Monsieur le Président,
En tant que médecins, notre fonction première est d’assurer les soins adéquats aux habitants de ce pays, quels que soient leur statut ou moyens d’existence. Cela vous explique combien nous avons apprécié votre engagement de mettre en place un pacte de solidarité avec, comme axes de préoccupation majeure, la santé de nos concitoyens et la préservation de la Sécurité sociale.
Nous sommes heureux de voir portés de tels objectifs par la plus haute autorité de notre pays et, pour notre part, vous pouvez être assuré, les concernant, de notre appui. Nous n’en sommes que plus attachés à écarter de leur réalisation les obstacles qui ne manqueront pas d’y être dressés.
Parmi ceux-ci, il en est un qui conditionne plus particulièrement le succès de votre entreprise : nous voulons parler de la maîtrise des dépenses de santé. Le SMG a toujours assumé ses responsabilités en la matière, sachant à quel point le respect de cette contrainte pouvait conditionner l’accès aux soins des publics les plus démunis.
Mais, et c’est là l’objet de cette lettre, maîtriser les dépenses de santé ne peut reposer sur les seuls soignants : faut-il encore que l’Administration y mette du sien, que les politiques jouent leur rôle d’aiguillon. Or, qu’avons-nous constaté sur des exemples récents, significatifs et hautement symboliques ? Un pillage à grande échelle, aussi éhonté qu’organisé – nous pesons nos mots – de la Sécurité sociale, par certains groupes, bénéficiant, hélas, de la passivité, si ce n’est de la complicité agissante des plus hautes autorités sanitaires de ce pays.

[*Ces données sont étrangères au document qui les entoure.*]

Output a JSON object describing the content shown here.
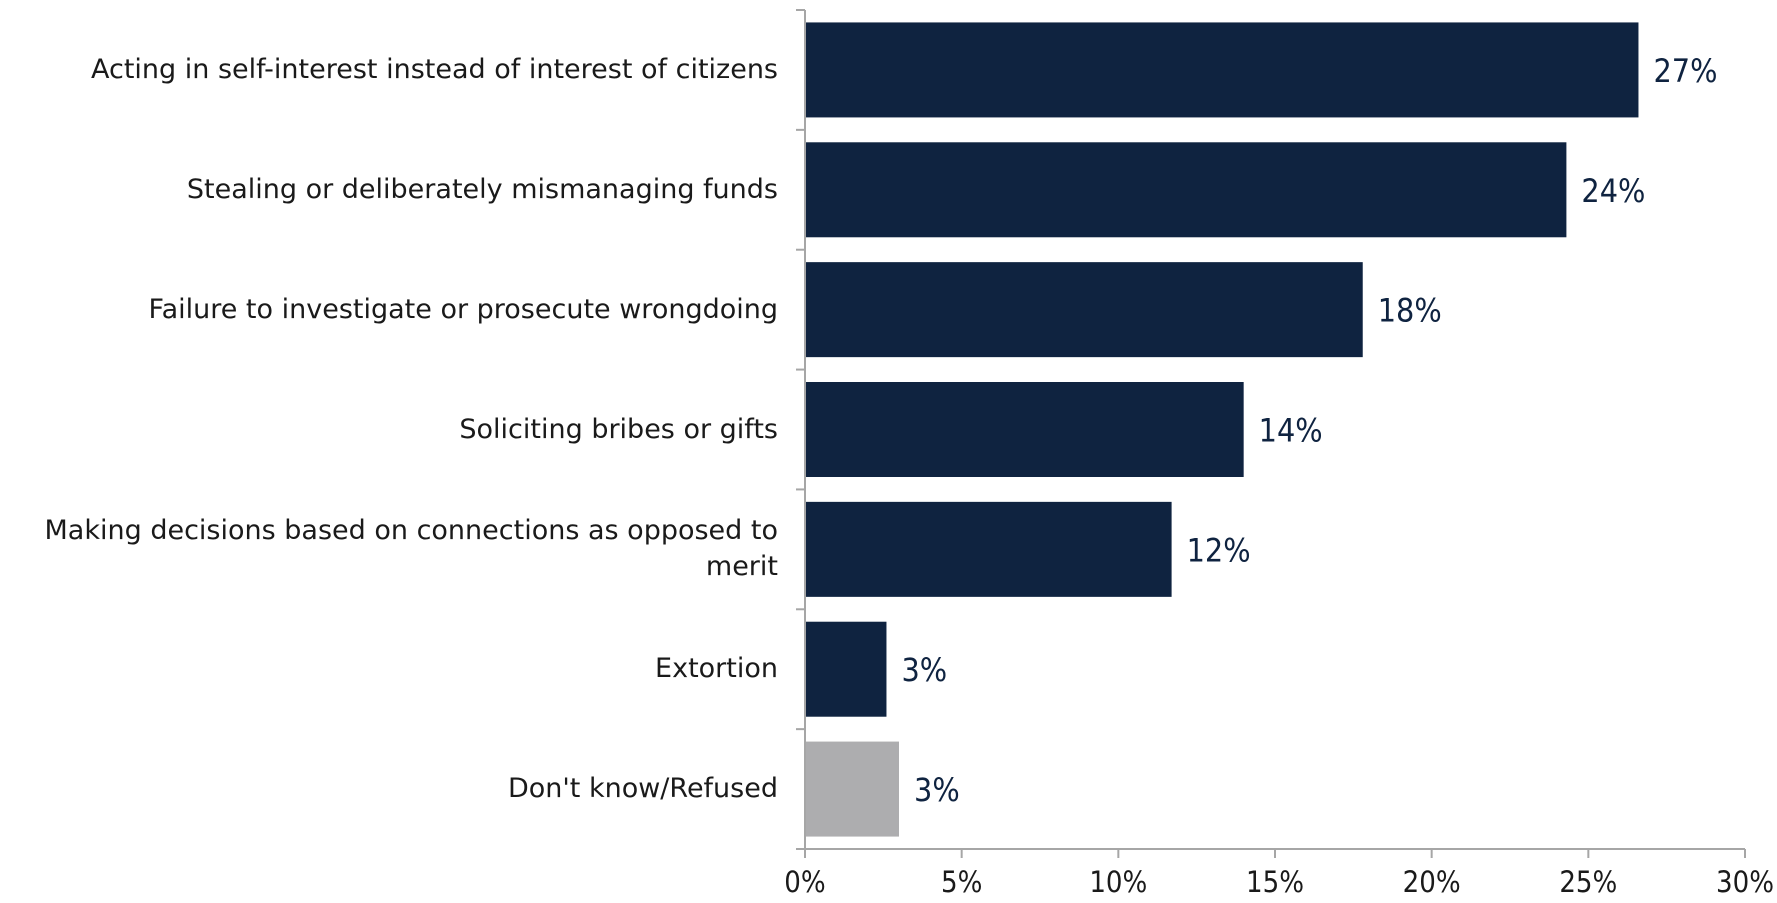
{
  "chart_data": {
    "type": "bar",
    "orientation": "horizontal",
    "categories": [
      "Acting in self-interest instead of interest of citizens",
      "Stealing or deliberately mismanaging funds",
      "Failure to investigate or prosecute wrongdoing",
      "Soliciting bribes or gifts",
      "Making decisions based on connections as opposed to merit",
      "Extortion",
      "Don't know/Refused"
    ],
    "values": [
      26.6,
      24.3,
      17.8,
      14.0,
      11.7,
      2.6,
      3.0
    ],
    "value_labels": [
      "27%",
      "24%",
      "18%",
      "14%",
      "12%",
      "3%",
      "3%"
    ],
    "bar_colors": [
      "#0f2340",
      "#0f2340",
      "#0f2340",
      "#0f2340",
      "#0f2340",
      "#0f2340",
      "#adadaf"
    ],
    "xlim": [
      0,
      30
    ],
    "xticks": [
      0,
      5,
      10,
      15,
      20,
      25,
      30
    ],
    "xtick_labels": [
      "0%",
      "5%",
      "10%",
      "15%",
      "20%",
      "25%",
      "30%"
    ],
    "title": "",
    "xlabel": "",
    "ylabel": "",
    "grid": false,
    "legend": "none",
    "axis_color": "#a6a6a6"
  }
}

La situation constatée en France à cet égard s’est tellement dégradée que, comparée aux autres pays d’Europe occidentale, on a pu parler de la France comme d’une « république bananière »1, à propos des agissements de certaines multinationales du médicament et de leur collusion avec des pouvoirs publics gangrenés ! Excessif, le propos ? Mais c’est le Pr Didier Sicard, ancien président du Comité national d’éthique qui, à l’occasion de l’émission d’une circulaire du ministère de la Santé interdisant aux hôpitaux de substituer un médicament bon marché à un autre, 20 fois plus cher, a qualifié à cette occasion ce comportement comme relevant de la Haute Cour !2
Nous nous arrêterons justement sur l’exemple du médicament visé par la circulaire en question : il s’agit du Lucentis®3 qui, avec 389 millions d’€ remboursés en 2012 par la Sécurité sociale et près de 500 millions en 2013, caracole en tête des médicaments les plus remboursés. Son substitut, 20 fois moins cher, est l’Avastin®4. C’est ce substitut qu’injectaient à leurs patients les praticiens hospitaliers, avant qu’une circulaire du ministère de la Santé de juillet 2012 ne vienne leur en interdire l’usage. Le prétexte : l’absence d’AMM5 pour ce médicament, primitivement homologué pour le traitement de certains cancers. Remarquons que cela ne l’empêchait nullement d’être prescrit pour le traitement de la DMLA dans le reste de l’Europe occidentale, ainsi qu’aux Etats-Unis…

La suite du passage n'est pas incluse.